Research Highlights
ナノ粒子:膨張するブロック共重合体
Nature Nanotechnology 2014, 514 doi: 10.1038/nnano.2014.96
無機ナノ粒子については、形状と特性の関係は比較的よく分かっている。ポリマーナノ粒子にはこれは当てはまらず、そうした材料の形状の制御すら十分にできない。カリフォルニア大学サンタバーバラ校(米国)、メルボルン大学(オーストラリア)、米陸軍エッジウッド化学生物センターのC Hawkerたちは今回、外部刺激に応答して形状を可逆的に変えることができるブロック共重合体ナノ粒子を報告している。

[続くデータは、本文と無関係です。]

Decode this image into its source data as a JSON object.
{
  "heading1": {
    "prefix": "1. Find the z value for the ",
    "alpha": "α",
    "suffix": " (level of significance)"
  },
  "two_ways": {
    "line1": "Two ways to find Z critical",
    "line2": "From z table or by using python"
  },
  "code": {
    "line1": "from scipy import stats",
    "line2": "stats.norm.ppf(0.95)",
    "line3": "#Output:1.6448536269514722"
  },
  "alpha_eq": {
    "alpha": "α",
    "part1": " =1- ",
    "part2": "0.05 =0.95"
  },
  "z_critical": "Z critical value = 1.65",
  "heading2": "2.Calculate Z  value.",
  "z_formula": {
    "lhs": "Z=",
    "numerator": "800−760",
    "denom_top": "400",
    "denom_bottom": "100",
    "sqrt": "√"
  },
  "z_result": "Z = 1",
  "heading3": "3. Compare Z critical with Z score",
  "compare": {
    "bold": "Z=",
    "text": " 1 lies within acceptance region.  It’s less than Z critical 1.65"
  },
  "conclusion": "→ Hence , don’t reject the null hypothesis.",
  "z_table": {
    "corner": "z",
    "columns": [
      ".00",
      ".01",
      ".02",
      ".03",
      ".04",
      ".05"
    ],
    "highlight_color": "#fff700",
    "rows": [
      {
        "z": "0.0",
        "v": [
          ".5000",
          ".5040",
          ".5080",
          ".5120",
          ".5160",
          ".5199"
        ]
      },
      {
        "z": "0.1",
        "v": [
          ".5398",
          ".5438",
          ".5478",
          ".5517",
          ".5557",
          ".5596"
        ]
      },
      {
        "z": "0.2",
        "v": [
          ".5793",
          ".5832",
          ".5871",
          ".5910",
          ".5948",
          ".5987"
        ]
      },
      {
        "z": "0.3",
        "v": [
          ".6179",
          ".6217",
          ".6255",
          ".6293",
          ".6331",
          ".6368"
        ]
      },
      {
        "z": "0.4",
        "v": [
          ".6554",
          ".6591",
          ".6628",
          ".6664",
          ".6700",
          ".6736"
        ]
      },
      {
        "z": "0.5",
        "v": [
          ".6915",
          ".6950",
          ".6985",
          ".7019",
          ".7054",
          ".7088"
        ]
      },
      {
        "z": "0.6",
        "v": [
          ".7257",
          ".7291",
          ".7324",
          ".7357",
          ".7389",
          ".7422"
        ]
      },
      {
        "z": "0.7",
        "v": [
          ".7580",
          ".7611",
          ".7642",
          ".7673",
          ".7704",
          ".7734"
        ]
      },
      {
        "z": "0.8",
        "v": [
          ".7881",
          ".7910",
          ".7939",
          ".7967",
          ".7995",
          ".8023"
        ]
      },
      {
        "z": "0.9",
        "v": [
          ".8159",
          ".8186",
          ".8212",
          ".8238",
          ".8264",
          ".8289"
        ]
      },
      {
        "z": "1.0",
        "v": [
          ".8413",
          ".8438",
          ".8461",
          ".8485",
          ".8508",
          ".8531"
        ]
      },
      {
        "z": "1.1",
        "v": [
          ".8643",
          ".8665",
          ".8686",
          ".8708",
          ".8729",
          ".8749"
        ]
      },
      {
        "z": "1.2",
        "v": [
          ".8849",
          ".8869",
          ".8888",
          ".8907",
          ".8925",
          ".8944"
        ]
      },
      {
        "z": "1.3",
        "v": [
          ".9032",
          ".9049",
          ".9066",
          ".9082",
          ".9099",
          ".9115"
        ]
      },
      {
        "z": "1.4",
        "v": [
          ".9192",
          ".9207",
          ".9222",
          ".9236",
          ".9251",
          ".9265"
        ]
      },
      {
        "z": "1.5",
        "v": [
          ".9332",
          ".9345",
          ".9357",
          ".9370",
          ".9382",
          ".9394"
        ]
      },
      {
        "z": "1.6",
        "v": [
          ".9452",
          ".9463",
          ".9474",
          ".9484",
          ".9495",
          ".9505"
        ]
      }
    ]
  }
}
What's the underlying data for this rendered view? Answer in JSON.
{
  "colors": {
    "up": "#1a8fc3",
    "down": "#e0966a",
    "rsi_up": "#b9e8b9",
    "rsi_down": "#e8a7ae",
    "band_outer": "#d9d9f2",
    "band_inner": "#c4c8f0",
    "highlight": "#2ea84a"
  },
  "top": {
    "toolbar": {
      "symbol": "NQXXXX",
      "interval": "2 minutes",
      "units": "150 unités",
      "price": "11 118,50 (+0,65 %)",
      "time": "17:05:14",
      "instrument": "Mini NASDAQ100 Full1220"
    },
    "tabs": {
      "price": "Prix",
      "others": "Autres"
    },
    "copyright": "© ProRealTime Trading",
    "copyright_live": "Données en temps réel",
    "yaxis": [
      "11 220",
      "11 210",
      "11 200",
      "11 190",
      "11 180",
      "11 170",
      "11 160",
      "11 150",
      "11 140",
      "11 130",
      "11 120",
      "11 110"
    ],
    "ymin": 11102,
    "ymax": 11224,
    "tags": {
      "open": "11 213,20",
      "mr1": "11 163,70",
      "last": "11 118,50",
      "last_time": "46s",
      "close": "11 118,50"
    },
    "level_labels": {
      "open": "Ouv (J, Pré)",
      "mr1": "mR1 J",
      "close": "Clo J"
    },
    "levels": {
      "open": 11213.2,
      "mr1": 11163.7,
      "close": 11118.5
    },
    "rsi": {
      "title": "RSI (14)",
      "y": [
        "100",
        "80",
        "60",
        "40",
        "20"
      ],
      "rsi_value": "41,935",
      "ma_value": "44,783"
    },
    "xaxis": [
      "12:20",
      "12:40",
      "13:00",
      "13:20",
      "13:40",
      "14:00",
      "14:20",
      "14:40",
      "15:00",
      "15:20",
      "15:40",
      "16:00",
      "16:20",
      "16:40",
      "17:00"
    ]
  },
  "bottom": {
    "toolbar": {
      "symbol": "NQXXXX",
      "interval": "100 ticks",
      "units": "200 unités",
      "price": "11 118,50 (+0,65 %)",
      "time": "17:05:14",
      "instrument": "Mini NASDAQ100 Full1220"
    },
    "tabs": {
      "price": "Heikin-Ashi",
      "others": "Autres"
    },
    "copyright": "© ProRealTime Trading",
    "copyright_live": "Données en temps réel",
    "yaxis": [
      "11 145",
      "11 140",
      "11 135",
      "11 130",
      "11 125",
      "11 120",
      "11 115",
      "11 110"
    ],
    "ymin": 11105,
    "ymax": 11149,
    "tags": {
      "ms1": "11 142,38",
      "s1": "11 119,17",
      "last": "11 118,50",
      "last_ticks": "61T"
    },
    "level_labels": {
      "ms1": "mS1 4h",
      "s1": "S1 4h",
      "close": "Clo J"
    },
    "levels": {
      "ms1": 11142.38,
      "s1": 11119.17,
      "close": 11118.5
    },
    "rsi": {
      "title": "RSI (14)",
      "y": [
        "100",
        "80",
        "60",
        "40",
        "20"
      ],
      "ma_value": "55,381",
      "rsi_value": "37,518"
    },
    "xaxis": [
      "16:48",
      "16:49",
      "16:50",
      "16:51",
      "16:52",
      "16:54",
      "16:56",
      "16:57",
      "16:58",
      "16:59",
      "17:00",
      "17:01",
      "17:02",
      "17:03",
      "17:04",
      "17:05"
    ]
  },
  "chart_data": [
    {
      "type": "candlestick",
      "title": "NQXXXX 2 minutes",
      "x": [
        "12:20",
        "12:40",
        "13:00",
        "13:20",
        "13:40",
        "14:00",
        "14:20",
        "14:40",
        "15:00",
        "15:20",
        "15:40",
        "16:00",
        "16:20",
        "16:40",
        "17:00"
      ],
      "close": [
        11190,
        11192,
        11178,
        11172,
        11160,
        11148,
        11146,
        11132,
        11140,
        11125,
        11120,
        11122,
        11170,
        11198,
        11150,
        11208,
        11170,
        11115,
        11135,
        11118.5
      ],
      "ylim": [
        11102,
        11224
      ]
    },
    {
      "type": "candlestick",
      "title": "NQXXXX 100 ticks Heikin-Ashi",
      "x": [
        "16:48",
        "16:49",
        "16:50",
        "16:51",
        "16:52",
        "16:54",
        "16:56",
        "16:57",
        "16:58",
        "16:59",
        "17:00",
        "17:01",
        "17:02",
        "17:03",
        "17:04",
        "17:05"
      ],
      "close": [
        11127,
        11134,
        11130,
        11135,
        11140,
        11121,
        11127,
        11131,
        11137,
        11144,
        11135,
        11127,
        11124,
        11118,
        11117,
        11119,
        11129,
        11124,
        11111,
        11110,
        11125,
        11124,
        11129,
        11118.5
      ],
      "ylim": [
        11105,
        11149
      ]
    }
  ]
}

Hawkerたちはまず、ブロック共重合体ポリスチレン–b–ポリ(2–ビニルピリジン)(PS–b–P2VP)でできた球状のポリマーナノ粒子を合成した。この共重合体の2つの相が分離して同心円状の層が形成され、さらに、片方の相よりももう片方の相となじみやすい界面活性剤を加えることで、外側の層を選択できる。界面活性剤を混ぜて使うと、中間的な状態が実現される。つまり、このナノ粒子は、楕円体になり、各層はラメラ状に分離する。
Hawkerたちは、この系に刺激応答性を導入するために、2VP相の酸塩基特性を利用した。低pHでは、2VPはプロトン化して最初の体積の2倍以上に膨張し、ナノ粒子全体の形状とアスペクト比の両方が大きく変化する。膨張によってナノ粒子が壊れないようにするために、架橋剤が加えられた。この形状変化は可逆的で、pH値を高くすると元の形状に戻る。